Also doch ein Moratorium, vielleicht mit der neuen Regierung?
P. H. B.: Einen Stopp von weiteren bürokratischen Regelungen hätte ich mir schon vor drei Jahren gewünscht. Deutschland ist ja nicht nur ein Land mit vielen Freiheiten und den im Grundgesetz fixierten Menschenrechten, sondern auch ein Land von DIN und Standards. Warum wir immer stärker kontrolliert werden und ständig beweisen müssen, dass wir nach dem Gesetz leben, erschließt sich mir nicht.
Um in Deutschland als Mittelständler überleben zu können, sagten Sie uns vor gut einem Jahr, braucht man einen langen Atem. Konnten Sie nach der Ampel-Scheidung mal richtig durchatmen?
P. H. B.: Erst einmal muss eine neue Regierung gebildet werden. Danach wird man sehen, ob die Zeit zum Durchatmen kommt.
Was erwarten Sie von der neuen Bundesregierung, damit Deutschland aus dem wirtschaftlichen Tief rauskommt, vor allem für den Mittelstand?
P. H. B.: Einfach mehr Vertrauen zu den Menschen, zur Bevölkerung. Es ist nicht zielführend, dass wir alles vorgeschrieben bekommen. Jahrzehntelang haben wir dieses Land aufgebaut und zu dem gemacht, was es heute ist, ein Land mit Rekordsteuereinnahmen. Mit Corona nahm das latente Misstrauen weiter zu und führte zu weiteren bürokratischen Regelungen. Das muss ein Ende haben. Wir als Unternehmen, die hier ansässig sind, verwüsten nicht die Umwelt und bezahlen Steuern, und man sollte uns nicht ständig mit neuen Berichtspflichten überziehen. Das ist die zukünftige Aufgabe der Politik. Manchen Parteien der Mitte dämmert es langsam.
Wie kann man Vertrauen wiedergewinnen?
P. H. B.: Bürokratische Richtlinien oder Verordnungen müssen sich auf das Nötigste beschränken und die Umsetzung zeitlich so gestaltet werden, dass sie auch umsetzbar bleiben und die Industrie nicht überfordern, was nur zu einer Deindustrialisierung führt.

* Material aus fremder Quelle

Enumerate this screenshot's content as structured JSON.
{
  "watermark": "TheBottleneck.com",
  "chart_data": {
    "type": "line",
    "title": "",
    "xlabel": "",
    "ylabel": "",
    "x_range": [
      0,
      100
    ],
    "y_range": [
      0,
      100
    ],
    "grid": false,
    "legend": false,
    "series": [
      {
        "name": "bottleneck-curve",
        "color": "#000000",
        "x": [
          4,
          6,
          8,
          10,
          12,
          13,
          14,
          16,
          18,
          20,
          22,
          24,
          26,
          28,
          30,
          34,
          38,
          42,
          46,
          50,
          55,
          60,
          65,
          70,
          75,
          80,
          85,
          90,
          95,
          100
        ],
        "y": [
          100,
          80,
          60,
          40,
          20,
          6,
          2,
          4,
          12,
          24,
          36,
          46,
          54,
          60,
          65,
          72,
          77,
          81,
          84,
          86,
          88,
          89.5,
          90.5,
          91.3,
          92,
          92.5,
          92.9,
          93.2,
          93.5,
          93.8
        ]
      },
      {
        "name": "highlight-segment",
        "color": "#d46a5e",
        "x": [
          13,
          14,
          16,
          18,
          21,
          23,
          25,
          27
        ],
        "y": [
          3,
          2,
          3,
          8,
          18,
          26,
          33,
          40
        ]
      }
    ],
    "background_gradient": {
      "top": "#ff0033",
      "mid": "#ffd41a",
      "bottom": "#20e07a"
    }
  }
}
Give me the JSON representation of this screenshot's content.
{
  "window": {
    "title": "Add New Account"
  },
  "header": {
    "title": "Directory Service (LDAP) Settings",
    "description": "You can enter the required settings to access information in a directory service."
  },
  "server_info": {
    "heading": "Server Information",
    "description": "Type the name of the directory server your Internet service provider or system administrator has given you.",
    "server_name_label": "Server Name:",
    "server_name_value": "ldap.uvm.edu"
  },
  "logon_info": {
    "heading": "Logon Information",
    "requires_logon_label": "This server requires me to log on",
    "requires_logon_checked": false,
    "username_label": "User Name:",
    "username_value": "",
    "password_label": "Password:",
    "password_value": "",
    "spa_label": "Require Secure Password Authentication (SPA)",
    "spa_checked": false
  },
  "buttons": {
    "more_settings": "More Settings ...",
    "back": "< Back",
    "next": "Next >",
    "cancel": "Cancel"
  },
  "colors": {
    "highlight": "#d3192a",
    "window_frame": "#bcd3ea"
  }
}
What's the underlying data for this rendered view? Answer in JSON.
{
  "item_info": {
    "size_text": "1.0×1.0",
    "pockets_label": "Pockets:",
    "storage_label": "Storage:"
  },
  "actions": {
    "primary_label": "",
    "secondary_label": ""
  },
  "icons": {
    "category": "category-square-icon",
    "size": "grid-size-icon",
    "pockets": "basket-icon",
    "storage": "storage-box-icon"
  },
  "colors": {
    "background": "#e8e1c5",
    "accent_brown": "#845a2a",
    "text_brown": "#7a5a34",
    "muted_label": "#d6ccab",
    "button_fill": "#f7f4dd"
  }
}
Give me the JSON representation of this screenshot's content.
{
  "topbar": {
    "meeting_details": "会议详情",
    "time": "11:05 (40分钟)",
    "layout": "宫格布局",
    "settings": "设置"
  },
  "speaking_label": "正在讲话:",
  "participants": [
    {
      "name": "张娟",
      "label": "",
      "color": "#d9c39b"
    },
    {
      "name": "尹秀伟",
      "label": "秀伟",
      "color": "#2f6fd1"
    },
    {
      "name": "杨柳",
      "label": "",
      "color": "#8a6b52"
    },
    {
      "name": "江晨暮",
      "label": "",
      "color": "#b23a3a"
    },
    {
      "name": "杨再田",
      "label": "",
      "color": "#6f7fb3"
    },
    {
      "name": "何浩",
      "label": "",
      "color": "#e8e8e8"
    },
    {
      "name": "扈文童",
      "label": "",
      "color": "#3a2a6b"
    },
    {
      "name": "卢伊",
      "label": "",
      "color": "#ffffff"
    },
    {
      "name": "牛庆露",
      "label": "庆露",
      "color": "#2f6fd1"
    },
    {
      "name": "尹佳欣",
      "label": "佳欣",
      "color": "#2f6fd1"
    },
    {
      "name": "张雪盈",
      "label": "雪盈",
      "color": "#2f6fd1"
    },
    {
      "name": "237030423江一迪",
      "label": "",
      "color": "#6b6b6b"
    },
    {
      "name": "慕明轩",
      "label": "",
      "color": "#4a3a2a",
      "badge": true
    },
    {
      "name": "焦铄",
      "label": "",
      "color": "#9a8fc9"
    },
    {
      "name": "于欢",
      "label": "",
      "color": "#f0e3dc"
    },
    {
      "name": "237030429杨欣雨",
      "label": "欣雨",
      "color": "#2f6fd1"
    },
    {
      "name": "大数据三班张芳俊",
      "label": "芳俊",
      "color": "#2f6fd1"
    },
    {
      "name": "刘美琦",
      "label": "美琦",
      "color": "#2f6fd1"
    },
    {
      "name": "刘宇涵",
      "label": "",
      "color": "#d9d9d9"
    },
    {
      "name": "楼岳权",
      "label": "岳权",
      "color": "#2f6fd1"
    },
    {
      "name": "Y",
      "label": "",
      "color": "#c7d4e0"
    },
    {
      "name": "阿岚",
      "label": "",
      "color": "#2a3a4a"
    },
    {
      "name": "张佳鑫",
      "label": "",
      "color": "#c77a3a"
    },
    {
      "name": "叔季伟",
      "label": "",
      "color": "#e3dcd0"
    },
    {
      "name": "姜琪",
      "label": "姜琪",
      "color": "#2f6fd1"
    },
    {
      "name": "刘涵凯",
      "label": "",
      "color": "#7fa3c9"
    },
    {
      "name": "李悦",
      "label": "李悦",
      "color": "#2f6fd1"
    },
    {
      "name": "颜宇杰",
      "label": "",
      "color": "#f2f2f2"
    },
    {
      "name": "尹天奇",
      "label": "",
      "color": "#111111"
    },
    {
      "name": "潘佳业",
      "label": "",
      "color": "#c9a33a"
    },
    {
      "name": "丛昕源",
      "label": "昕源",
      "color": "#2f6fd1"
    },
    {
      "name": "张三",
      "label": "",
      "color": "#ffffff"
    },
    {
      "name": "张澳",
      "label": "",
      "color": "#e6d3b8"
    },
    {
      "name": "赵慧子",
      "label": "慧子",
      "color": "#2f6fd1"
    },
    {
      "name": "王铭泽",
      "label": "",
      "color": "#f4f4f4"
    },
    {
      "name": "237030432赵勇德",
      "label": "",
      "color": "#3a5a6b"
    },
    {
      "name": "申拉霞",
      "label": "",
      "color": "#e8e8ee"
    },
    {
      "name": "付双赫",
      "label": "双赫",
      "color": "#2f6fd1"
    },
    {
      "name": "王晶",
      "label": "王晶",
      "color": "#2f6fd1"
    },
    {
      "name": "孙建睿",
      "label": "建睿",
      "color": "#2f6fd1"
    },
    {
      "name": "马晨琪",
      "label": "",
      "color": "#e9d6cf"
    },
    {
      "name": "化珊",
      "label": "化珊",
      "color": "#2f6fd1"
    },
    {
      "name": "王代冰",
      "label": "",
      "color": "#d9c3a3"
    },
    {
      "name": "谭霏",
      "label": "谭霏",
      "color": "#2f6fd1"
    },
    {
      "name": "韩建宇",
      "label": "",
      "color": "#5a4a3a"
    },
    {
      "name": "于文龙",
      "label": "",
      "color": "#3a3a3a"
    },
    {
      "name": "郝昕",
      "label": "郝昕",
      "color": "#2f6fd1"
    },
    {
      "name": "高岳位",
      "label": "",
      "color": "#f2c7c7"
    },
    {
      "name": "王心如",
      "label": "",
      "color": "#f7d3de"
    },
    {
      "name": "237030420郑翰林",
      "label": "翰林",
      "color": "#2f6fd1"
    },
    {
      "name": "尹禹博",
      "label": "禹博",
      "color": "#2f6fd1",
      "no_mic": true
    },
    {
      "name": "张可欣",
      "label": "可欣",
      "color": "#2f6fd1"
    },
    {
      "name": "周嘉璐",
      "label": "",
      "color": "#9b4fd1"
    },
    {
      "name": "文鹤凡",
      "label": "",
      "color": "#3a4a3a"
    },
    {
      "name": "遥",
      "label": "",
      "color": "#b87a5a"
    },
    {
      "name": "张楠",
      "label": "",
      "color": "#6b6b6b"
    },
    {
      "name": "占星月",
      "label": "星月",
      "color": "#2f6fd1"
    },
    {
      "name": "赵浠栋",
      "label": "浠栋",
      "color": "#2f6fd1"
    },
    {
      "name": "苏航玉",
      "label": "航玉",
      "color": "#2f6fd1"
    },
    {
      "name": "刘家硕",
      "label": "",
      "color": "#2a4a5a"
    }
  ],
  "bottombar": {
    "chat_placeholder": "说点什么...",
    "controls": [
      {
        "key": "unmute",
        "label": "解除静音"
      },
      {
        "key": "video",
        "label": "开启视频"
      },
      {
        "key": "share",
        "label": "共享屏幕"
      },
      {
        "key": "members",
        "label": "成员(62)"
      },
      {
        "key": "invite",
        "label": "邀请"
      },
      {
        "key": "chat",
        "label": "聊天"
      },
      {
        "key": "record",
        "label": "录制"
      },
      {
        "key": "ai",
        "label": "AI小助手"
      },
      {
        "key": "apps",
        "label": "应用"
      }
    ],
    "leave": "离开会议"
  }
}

Der Digital Service Act ist ein Gesetz, das „europäische Werte“ auf Online-Plattformen regeln will. Seit einiger Zeit läuft die Spielwarenbranche Sturm gegen Billig-Plattformen aus Drittstaaten, weil oft keine Sicherheits- und Qualitätsstandards eingehalten werden. Wie stark ist Bruder davon betroffen?
P. H. B.: Aussagen darüber wären nur spekulativ. Wir spüren das momentan nicht direkt, aber das könnte sich ja durchaus ändern. Die Problematik ist zudem nicht neu. Amazon unterbreitet ja ebenfalls Angebote, die direkt aus China kommen. Mit TEMU und Shein ist nur eine neue Qualität aufgekommen. Was besonders ärgerlich ist, dass auf diesen Plattformen niemand für Produktqualitäten verantwortlich ist. Wir müssen alle gesetzlichen Vorgeben einhalten, ob es die Vorgaben der Spielzeugverordnung sind oder der digitale Produktpass. Das tun wir gerne, denn es geht um Kinder. Werden für uns die Daumenschrauben aber derart angezogen, dass wir im Wettbewerb mit chinesischen Firmen auf solchen Plattformen nicht mithalten können, kann das nicht in Ordnung sein.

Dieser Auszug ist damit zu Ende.